Codes should be readily accessible to individual clients, customers and employees who have rights under the Act. They should avoid legal technicality and ambiguity or uncertainty as to how the information protection principles are modified.
9. Has the agency provided a business case which justifies the making of a code?
10. What are the genuine difficulties the agency has in complying with the existing principles?
Are there alternative solutions available to the agency which would avoid the need for a code? As a general principle the Privacy Commissioner would prefer agencies to adopt practices which allow them to comply with the information protection principles.
11. Is the making of the code in the public interest?
Overall, do the benefits of making a particular code outweigh the public interest in having a consistent and standardised privacy regime?
12. In assessing a privacy code of practice which seeks to modify the public register provisions, the following issues will be considered in addition to those matters already covered in this protocol.
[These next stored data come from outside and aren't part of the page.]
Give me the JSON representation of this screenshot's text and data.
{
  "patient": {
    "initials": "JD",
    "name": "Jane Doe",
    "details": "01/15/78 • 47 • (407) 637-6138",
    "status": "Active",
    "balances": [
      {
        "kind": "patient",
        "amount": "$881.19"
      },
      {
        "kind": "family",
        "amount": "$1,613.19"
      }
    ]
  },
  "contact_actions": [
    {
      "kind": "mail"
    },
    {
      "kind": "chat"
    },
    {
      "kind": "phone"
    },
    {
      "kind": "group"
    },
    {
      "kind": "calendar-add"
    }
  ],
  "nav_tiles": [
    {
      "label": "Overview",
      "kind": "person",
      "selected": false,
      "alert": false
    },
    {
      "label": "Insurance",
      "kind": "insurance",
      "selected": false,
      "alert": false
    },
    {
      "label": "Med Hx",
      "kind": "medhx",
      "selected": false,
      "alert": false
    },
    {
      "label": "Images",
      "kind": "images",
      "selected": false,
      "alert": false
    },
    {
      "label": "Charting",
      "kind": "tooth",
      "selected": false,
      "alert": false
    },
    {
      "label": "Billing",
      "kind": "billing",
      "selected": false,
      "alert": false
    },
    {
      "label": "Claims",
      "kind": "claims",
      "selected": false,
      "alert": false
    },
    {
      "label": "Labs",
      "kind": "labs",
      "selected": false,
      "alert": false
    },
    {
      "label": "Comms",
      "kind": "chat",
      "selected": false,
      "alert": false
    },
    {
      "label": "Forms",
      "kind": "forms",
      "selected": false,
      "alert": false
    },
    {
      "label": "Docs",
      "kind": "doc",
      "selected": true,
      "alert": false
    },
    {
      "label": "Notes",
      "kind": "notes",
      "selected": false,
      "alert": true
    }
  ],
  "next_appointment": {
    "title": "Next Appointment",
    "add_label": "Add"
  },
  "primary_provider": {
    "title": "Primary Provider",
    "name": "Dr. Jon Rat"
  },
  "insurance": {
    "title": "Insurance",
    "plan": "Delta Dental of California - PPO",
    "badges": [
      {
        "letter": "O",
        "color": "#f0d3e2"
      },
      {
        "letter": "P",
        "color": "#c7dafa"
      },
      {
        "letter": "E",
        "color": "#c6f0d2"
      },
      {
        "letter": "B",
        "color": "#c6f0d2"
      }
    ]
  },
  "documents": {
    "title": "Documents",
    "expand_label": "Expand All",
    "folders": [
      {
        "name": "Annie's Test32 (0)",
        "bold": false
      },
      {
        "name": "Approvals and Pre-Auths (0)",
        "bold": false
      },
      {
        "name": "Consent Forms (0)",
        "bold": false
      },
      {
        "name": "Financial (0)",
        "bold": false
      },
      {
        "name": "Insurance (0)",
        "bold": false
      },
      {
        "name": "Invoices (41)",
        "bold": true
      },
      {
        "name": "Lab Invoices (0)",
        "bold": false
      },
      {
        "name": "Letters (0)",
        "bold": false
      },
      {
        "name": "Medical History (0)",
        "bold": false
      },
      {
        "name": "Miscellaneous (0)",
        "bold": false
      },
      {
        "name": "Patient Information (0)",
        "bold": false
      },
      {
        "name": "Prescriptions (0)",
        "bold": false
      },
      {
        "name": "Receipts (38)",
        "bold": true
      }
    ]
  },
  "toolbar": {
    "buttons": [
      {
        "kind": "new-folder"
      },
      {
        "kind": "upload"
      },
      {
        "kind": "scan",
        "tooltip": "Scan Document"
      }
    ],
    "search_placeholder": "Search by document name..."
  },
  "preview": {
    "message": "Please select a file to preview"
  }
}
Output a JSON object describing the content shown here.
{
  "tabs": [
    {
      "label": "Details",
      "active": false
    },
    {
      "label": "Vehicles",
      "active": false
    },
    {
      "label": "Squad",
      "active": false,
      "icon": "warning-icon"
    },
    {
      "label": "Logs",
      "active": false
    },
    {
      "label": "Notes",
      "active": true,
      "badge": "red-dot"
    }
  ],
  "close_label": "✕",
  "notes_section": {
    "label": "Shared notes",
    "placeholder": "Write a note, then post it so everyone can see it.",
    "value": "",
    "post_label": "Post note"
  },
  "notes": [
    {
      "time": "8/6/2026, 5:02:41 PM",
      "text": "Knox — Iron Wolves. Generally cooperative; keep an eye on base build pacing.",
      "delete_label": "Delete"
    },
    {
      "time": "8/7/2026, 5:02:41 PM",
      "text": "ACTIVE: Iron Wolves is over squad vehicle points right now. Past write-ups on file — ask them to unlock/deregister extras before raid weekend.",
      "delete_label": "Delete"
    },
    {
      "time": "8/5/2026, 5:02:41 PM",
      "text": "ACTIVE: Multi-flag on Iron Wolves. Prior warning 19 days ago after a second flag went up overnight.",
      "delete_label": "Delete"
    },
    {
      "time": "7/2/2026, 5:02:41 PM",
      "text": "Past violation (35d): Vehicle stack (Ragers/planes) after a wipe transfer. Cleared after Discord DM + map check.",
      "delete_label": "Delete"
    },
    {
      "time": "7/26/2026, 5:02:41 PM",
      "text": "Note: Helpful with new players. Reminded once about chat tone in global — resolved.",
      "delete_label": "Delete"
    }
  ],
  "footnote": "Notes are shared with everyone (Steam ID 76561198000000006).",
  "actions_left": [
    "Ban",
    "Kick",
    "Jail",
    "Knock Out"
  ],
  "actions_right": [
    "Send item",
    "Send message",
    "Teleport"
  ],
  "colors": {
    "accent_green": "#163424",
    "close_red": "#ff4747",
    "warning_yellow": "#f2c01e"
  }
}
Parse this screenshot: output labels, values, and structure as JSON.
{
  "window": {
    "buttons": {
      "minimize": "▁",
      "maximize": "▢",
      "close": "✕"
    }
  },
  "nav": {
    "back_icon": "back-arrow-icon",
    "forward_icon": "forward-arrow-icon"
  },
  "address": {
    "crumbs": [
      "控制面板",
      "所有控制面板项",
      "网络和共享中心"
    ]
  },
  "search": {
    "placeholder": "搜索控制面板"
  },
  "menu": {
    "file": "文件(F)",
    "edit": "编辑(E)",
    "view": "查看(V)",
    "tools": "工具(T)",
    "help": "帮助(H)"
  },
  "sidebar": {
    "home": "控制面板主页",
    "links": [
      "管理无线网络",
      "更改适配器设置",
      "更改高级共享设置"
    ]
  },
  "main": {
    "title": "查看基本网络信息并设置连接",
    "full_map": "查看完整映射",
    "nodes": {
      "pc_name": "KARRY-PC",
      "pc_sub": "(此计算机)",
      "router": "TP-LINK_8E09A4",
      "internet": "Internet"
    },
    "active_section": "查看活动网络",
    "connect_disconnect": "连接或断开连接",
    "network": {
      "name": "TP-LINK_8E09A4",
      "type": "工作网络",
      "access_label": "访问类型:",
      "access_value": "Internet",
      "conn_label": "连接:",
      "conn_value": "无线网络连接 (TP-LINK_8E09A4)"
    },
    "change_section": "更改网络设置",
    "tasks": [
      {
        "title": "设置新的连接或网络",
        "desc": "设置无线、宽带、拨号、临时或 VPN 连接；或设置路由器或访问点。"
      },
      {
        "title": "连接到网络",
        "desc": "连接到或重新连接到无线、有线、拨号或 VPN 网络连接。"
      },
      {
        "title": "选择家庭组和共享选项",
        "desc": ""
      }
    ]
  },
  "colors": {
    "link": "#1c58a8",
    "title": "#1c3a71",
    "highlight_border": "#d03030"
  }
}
(a) The purpose of the register or the legislation setting up the register.
(b) The nature of the information contained on the register.
(c) The steps proposed to be taken by the agency to establish the purpose for which access to the register is being given.
(d) Other matters which may render compliance with the public register provisions unreasonable or onerous, including:
(i) the public interest in maintaining relatively unrestricted access to a given register;
(ii) the form in which public access is given to the register (for example access to a folio or screen or the issue of a certificate);
(iii) the means of establishing reasons for accessing a particular register; and whether the steps reasonably necessary for an agency to satisfy itself that the proposed use of personal information are consistent with the purpose of the register or would unreasonably restrict public access to the register;
(iv) whether proposed uses would or would not otherwise unreasonably interfere with personal privacy;
(v) the difficulty of complying with the test in s 58(2) when dealing with an application to suppress information;
(vi) the practical difficulty in excluding information subject to an application for suppression, having regard to the manner in which the register is made available to the public;
(vii) the practicality of giving individuals the option to consent to their personal information being made available from the register.
(e) The possibility of meeting the public register provisions in part but modifying them in relation to more limited classes of sensitive information on a register.